BACKGROUND - Next-generation sequencing of individuals with genetic diseases often detects candidate rare variants in numerous genes, but determining which are causal remains challenging. We hypothesized that the spatial distribution of missense variants in protein structures contains information about function and pathogenicity that can help prioritize variants of unknown significance (VUS) and elucidate the structural mechanisms leading to disease.

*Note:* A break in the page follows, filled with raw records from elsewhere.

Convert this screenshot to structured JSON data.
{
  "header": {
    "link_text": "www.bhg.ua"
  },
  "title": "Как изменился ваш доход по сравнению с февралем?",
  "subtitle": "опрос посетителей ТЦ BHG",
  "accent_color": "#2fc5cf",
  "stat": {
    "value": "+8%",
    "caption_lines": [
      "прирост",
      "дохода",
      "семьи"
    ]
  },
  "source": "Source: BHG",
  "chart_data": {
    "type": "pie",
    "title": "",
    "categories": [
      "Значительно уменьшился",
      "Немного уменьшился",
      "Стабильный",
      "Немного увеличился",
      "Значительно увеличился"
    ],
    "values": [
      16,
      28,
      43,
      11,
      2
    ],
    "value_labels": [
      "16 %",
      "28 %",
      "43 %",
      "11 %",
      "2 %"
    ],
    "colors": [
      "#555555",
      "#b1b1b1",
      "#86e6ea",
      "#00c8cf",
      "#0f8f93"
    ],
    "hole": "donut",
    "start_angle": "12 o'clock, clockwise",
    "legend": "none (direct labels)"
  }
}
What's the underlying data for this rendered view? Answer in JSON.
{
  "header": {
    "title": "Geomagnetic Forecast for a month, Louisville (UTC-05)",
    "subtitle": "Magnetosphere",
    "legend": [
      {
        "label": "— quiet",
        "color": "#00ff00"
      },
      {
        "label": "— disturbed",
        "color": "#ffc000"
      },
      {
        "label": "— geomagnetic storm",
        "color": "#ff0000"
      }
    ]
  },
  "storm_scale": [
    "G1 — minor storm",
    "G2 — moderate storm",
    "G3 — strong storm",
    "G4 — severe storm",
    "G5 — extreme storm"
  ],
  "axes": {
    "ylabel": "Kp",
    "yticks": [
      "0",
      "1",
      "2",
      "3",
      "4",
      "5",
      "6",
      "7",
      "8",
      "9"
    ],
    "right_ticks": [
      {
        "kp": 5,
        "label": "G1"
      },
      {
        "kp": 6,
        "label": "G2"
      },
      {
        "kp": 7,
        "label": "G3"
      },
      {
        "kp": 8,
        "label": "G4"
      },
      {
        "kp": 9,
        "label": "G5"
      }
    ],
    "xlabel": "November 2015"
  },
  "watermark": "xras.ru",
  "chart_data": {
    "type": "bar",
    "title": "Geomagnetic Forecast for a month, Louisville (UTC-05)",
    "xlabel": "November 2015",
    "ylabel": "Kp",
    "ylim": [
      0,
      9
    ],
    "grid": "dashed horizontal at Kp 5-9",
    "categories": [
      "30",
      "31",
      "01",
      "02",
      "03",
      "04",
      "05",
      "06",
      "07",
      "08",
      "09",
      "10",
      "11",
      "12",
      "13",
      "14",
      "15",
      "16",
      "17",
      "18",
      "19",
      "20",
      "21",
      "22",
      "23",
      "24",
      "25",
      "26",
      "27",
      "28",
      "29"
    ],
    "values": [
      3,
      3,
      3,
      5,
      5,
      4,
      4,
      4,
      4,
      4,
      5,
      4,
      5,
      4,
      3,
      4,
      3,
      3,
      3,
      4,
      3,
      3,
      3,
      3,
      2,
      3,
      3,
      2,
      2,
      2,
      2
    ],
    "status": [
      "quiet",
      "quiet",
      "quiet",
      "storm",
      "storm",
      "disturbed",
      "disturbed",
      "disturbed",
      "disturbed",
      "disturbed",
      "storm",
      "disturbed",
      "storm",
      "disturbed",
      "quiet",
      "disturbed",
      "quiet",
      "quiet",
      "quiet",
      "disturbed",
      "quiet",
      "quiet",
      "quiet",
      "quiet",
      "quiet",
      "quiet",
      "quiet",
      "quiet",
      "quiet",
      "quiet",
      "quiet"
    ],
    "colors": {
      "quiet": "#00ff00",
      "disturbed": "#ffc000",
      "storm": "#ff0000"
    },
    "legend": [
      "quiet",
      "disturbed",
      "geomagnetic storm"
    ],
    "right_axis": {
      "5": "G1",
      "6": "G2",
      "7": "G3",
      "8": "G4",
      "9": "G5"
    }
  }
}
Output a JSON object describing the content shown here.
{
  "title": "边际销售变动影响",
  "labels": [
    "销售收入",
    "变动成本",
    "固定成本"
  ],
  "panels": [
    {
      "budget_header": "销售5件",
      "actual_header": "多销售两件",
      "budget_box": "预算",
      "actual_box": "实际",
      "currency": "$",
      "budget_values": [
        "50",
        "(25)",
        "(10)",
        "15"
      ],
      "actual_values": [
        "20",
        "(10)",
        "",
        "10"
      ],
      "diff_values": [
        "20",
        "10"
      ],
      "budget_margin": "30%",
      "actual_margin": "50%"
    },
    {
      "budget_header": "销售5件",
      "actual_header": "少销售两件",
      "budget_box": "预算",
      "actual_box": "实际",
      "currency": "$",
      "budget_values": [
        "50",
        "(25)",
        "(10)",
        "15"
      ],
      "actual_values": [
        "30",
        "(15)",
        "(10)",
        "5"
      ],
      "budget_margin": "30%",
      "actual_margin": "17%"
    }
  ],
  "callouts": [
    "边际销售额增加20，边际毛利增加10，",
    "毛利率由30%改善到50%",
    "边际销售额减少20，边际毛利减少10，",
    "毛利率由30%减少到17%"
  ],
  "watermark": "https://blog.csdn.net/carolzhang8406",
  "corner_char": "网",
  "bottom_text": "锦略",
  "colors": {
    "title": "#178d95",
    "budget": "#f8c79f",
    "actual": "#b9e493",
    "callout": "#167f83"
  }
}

RESULTS - To illustrate this approach in a clinical application, we analyzed 13 candidate missense variants in regulator of telomere elongation helicase 1 (RTEL1) identified in patients with Familial Interstitial Pneumonia (FIP). We curated pathogenic and neutral RTEL1 variants from the literature and public databases. We then used homology modeling to construct a 3D structural model of RTEL1 and mapped known variants into this structure. We next developed a pathogenicity prediction algorithm based on proximity to known disease causing and neutral variants and evaluated its performance with leave-one-out cross-validation. We further validated our predictions with segregation analyses, telomere lengths, and mutagenesis data from the homologous XPD protein. Our algorithm for classifying RTEL1 VUS based on spatial proximity to pathogenic and neutral variation accurately distinguished 7 known pathogenic from 29 neutral variants (ROC AUC = 0.85) in the N-terminal domains of RTEL1. Pathogenic proximity scores were also significantly correlated with effects on ATPase activity (Pearson r = -0.65, p = 0.0004) in XPD, a related helicase. Applying the algorithm to 13 VUS identified from sequencing of RTEL1 from patients predicted five out of six disease-segregating VUS to be pathogenic. We provide structural hypotheses regarding how these mutations may disrupt RTEL1 ATPase and helicase function.
CONCLUSIONS - Spatial analysis of missense variation accurately classified candidate VUS in RTEL1 and suggests how such variants cause disease. Incorporating spatial proximity analyses into other pathogenicity prediction tools may improve accuracy for other genes and genetic diseases.